New paper accepted – Mapping Information Wealth and Poverty: The Geography of Gazetteers

  Spatial distribution of placenames in the GeoNames gazetteer

  Spatial distibution of placenames in GeoNames included in the dataset of populated places with more than a thousand inhabitants, compared to the spatial distribution of population


Mark and his colleague Stefano have put together a short paper that will be forthcoming in Environment and Planning A. The paper focuses on the geography of geographic information, and builds on Mark's work into the uneven geographies of information. It highlights how the very information systems that we use as 'ground-truth' are themselves characterised by significant biases.

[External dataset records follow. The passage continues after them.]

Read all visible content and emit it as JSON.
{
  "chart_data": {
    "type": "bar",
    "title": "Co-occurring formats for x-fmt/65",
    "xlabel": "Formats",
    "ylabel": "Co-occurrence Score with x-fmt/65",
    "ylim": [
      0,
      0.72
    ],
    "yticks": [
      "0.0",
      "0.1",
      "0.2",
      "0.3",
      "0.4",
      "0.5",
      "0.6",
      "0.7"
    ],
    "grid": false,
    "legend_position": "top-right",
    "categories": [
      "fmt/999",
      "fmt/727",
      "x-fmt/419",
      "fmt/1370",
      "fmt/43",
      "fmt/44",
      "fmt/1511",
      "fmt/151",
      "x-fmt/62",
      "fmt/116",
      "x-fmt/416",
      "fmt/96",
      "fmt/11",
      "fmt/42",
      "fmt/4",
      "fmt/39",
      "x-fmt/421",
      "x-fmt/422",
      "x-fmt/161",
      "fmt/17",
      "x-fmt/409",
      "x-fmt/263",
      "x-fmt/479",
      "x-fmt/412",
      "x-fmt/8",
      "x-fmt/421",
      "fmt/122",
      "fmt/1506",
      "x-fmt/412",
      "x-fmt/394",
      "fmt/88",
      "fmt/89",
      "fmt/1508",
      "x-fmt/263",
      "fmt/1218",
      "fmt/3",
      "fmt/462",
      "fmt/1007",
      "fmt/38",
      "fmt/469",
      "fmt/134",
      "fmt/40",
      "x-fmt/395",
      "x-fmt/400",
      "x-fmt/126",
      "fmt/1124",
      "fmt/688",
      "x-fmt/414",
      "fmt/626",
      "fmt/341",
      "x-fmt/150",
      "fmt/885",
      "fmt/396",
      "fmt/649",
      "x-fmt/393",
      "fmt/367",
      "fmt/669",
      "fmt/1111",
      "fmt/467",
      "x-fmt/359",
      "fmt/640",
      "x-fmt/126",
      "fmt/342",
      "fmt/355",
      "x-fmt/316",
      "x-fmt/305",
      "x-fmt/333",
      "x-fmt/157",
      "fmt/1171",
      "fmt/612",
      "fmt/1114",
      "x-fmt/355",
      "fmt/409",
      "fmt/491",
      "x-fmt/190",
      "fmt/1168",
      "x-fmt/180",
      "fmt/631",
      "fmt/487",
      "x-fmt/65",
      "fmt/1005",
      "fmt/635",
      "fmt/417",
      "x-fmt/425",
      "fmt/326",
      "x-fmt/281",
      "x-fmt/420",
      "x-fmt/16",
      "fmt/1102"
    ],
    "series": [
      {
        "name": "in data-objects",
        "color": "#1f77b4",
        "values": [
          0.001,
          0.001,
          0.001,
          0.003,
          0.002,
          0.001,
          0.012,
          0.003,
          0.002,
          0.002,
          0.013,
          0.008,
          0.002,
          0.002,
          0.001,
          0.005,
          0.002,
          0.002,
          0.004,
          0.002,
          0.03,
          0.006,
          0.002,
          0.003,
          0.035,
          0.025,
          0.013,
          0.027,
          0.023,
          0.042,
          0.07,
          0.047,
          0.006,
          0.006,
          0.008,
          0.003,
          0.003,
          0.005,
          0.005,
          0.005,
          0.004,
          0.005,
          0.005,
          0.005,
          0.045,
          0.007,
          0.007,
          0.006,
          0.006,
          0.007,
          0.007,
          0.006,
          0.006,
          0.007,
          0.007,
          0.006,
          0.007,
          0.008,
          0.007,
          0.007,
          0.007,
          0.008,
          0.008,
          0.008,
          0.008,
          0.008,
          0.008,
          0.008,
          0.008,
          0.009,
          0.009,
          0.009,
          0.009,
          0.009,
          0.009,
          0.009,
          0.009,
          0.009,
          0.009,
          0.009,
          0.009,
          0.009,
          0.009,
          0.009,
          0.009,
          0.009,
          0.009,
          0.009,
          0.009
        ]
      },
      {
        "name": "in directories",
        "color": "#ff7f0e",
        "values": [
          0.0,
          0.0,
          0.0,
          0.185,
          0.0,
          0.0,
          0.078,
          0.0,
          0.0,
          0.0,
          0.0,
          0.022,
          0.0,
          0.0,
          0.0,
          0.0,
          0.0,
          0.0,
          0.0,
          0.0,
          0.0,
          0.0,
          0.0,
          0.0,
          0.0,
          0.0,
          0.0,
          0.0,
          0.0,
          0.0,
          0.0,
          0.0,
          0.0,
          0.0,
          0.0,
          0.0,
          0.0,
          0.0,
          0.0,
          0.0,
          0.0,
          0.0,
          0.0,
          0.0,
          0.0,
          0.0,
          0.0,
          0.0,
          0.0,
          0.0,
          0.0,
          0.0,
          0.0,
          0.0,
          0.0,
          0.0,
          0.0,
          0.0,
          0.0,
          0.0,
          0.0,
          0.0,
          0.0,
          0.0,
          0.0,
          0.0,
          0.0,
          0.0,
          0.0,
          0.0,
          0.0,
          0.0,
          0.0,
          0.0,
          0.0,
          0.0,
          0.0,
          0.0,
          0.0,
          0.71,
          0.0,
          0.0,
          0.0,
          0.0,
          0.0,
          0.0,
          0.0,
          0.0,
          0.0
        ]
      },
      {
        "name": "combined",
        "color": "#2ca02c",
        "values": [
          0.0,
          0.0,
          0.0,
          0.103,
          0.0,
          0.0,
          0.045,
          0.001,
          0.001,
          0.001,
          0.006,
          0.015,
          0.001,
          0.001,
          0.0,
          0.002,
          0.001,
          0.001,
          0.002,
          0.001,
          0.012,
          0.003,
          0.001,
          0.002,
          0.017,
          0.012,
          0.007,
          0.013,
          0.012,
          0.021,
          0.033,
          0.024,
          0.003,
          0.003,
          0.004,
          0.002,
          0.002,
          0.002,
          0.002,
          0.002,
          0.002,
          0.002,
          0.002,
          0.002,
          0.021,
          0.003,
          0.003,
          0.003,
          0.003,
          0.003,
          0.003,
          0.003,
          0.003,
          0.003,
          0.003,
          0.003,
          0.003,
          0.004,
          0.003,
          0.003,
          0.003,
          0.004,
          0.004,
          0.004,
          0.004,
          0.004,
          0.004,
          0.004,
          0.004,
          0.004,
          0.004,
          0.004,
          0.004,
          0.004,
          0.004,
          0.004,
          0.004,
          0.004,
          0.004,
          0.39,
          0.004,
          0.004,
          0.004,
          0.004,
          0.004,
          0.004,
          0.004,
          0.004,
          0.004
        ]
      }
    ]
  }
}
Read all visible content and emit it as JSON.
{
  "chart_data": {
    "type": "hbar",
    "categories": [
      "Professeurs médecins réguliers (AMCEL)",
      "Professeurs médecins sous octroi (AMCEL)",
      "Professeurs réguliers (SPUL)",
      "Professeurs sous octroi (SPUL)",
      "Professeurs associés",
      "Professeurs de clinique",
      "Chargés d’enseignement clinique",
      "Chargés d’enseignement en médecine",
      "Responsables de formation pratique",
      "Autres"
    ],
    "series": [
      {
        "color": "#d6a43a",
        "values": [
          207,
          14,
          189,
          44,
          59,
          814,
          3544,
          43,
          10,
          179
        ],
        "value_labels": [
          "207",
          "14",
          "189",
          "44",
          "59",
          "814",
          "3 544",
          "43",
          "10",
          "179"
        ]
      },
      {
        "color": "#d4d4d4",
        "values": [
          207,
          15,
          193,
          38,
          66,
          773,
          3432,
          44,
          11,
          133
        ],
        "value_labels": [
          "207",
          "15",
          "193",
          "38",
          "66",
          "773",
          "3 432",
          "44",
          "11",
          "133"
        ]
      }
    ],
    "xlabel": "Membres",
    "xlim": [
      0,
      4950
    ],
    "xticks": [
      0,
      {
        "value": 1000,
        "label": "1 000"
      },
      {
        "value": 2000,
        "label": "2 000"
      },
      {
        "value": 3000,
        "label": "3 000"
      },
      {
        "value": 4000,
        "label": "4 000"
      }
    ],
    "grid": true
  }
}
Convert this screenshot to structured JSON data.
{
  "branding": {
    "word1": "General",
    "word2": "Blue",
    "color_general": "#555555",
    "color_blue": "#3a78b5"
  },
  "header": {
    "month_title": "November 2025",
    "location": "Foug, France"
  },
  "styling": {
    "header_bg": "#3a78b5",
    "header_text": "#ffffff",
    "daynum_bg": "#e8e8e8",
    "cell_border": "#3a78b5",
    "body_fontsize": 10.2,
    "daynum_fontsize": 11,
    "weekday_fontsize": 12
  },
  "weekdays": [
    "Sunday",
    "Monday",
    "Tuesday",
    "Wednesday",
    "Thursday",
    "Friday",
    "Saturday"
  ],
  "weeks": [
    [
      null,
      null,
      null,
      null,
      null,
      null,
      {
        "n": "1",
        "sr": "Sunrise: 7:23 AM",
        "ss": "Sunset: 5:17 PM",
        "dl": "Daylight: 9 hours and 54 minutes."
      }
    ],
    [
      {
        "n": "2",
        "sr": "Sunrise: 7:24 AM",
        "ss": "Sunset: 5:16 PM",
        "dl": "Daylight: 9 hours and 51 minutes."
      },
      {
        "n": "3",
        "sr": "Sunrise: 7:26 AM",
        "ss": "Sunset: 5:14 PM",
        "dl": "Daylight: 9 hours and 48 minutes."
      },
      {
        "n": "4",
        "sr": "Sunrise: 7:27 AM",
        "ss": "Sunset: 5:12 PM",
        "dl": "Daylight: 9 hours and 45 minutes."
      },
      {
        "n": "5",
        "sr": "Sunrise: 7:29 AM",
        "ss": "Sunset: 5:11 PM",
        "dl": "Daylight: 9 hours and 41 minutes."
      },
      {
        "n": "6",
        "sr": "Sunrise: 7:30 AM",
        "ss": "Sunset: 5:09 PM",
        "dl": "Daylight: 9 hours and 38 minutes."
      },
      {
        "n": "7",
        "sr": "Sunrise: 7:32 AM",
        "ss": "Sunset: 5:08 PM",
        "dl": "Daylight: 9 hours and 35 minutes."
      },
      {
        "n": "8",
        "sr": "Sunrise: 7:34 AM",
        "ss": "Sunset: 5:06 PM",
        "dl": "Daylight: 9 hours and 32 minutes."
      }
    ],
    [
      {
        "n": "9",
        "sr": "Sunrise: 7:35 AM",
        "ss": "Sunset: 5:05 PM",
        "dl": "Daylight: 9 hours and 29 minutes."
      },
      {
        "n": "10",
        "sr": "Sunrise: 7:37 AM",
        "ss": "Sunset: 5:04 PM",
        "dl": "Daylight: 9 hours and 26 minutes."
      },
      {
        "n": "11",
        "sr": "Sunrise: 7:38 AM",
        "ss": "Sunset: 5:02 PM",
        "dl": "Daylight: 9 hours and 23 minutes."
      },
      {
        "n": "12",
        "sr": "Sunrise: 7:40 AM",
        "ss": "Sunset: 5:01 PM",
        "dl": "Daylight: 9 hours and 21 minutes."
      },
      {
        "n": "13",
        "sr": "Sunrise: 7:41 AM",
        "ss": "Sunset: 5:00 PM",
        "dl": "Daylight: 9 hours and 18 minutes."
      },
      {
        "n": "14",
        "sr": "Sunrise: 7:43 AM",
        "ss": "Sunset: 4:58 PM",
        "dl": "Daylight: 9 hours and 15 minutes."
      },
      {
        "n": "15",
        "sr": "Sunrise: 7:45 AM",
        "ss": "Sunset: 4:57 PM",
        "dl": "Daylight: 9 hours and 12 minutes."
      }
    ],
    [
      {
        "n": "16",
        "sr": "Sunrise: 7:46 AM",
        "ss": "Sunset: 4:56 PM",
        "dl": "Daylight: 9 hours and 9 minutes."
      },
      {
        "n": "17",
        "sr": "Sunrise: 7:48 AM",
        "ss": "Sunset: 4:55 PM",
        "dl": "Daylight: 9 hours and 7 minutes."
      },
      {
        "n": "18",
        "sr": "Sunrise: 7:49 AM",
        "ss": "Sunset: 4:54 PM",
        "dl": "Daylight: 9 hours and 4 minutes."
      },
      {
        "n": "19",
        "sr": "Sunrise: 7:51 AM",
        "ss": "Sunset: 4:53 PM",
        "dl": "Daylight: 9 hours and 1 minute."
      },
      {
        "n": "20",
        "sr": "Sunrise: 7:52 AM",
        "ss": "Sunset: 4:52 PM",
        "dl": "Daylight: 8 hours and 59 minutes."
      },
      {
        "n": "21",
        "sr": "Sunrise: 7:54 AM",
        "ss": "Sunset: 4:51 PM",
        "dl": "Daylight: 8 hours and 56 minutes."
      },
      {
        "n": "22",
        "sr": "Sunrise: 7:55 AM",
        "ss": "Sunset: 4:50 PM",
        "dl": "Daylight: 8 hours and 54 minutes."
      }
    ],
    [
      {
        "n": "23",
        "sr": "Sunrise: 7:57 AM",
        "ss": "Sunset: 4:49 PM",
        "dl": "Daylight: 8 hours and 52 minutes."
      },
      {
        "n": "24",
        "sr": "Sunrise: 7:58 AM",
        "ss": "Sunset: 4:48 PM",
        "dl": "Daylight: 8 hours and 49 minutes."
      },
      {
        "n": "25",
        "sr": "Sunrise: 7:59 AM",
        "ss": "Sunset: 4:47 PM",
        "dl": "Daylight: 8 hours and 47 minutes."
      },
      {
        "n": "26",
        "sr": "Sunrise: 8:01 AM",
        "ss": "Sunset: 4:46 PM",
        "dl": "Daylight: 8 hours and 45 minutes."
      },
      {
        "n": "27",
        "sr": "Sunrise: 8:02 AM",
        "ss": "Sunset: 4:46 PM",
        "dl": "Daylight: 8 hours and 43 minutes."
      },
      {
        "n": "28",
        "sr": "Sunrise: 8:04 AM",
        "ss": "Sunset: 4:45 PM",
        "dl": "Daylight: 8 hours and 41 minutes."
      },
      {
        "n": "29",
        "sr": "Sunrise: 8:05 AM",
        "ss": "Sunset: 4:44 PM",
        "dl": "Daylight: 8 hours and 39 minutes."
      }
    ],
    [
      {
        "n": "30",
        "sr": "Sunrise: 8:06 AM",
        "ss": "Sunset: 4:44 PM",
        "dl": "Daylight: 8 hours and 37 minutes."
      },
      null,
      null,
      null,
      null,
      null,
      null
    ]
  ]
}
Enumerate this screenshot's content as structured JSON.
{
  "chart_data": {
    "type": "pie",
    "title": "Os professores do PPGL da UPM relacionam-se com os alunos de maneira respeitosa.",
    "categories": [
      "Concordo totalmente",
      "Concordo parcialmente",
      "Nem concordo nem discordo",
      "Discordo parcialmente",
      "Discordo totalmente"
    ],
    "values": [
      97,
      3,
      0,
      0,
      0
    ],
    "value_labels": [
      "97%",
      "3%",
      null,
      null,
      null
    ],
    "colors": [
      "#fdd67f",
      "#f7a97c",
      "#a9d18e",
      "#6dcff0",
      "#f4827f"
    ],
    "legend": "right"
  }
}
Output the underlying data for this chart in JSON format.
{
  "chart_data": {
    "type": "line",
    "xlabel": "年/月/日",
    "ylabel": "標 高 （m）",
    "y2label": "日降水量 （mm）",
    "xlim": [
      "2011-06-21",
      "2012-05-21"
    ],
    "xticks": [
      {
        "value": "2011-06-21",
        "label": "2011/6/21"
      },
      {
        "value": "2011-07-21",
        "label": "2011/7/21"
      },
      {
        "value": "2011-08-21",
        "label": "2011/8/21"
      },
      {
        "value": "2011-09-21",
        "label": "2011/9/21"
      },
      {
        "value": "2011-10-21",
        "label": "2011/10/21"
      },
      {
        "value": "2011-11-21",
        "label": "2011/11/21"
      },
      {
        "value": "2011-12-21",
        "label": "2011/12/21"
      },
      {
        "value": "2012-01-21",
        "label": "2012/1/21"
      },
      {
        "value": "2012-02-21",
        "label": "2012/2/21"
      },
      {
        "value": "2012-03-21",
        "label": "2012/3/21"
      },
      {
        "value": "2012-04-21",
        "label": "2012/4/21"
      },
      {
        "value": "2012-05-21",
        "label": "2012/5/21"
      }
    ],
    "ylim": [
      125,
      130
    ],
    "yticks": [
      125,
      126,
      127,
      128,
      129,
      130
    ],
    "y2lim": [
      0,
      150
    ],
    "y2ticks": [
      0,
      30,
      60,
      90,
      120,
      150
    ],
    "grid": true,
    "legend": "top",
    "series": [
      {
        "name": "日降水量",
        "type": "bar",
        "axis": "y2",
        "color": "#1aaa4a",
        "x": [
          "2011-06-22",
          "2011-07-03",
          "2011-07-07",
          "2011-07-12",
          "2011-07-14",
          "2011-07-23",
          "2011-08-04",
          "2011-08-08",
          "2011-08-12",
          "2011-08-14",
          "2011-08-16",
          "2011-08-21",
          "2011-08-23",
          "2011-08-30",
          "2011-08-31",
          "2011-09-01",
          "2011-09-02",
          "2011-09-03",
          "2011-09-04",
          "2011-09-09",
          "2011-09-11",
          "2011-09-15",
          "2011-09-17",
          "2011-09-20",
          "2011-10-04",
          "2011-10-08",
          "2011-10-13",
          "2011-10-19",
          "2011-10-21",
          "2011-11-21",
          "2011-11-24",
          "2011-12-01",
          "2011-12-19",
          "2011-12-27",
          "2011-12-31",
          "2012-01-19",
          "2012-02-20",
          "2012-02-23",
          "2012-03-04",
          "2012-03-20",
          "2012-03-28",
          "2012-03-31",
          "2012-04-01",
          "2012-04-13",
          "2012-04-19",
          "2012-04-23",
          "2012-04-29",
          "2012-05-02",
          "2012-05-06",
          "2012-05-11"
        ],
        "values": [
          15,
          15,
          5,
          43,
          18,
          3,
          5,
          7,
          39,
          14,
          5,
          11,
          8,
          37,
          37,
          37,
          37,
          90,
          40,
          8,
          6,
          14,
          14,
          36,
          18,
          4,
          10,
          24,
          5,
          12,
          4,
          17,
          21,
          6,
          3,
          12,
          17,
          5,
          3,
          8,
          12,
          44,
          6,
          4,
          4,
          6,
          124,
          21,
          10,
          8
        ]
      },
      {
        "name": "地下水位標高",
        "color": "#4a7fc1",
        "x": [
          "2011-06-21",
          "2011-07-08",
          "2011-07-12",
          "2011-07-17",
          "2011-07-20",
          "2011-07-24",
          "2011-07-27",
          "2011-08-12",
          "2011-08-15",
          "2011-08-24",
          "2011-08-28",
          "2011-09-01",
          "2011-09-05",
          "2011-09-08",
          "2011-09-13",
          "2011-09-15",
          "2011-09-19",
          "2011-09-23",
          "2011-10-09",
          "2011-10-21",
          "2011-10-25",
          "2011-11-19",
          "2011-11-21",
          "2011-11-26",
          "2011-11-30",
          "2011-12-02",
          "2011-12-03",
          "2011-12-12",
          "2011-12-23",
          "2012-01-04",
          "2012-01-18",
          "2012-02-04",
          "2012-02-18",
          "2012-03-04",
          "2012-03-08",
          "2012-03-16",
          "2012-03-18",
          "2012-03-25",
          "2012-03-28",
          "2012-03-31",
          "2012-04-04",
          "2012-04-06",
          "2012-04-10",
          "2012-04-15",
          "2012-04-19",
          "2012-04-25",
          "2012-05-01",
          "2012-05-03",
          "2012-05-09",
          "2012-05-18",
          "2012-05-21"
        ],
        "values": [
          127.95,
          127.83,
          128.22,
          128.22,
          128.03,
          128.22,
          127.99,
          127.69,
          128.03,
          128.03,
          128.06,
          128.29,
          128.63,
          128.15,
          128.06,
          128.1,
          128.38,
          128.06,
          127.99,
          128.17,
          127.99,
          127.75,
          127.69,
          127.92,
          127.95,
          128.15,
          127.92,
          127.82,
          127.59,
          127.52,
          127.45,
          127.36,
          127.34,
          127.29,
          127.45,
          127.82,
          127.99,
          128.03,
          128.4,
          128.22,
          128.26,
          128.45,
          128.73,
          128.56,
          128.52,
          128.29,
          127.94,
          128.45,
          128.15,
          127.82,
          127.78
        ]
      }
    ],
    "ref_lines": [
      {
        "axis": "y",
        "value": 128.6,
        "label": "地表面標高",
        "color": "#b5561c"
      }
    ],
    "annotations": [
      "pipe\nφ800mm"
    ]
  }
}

Gazetteers are dictionaries of geographic placenames that have important implications far beyond the worlds of geographers and cartographers. By containing ‘definitive’ lists of places, gazetteers have the ontological power to define what will and won’t be geocoded and represented in databases, maps, search engines, and ultimately our spatial understandings of place.

The paper focuses attention on GeoNames, which is the world’s largest freely available and widely used gazetteer. It illustrates how content in GeoNames is characterised by highly uneven spatial distributions. There are dense clusters of placenames in some parts of the world and a relative absence of geographic content in others. These patterns are related to not just the wealth and population-size of a country, but also its policies on internet access and open data. The paper then traces some of the specific implications of this information inequality: showing how biases in gazetteers are propagated in a variety of geographic meaning-making.

Graham, M. and De Sabbata, S. 2016. Mapping Information Wealth and Poverty: The Geography of Gazetteers. Environment and Planning A. (in press).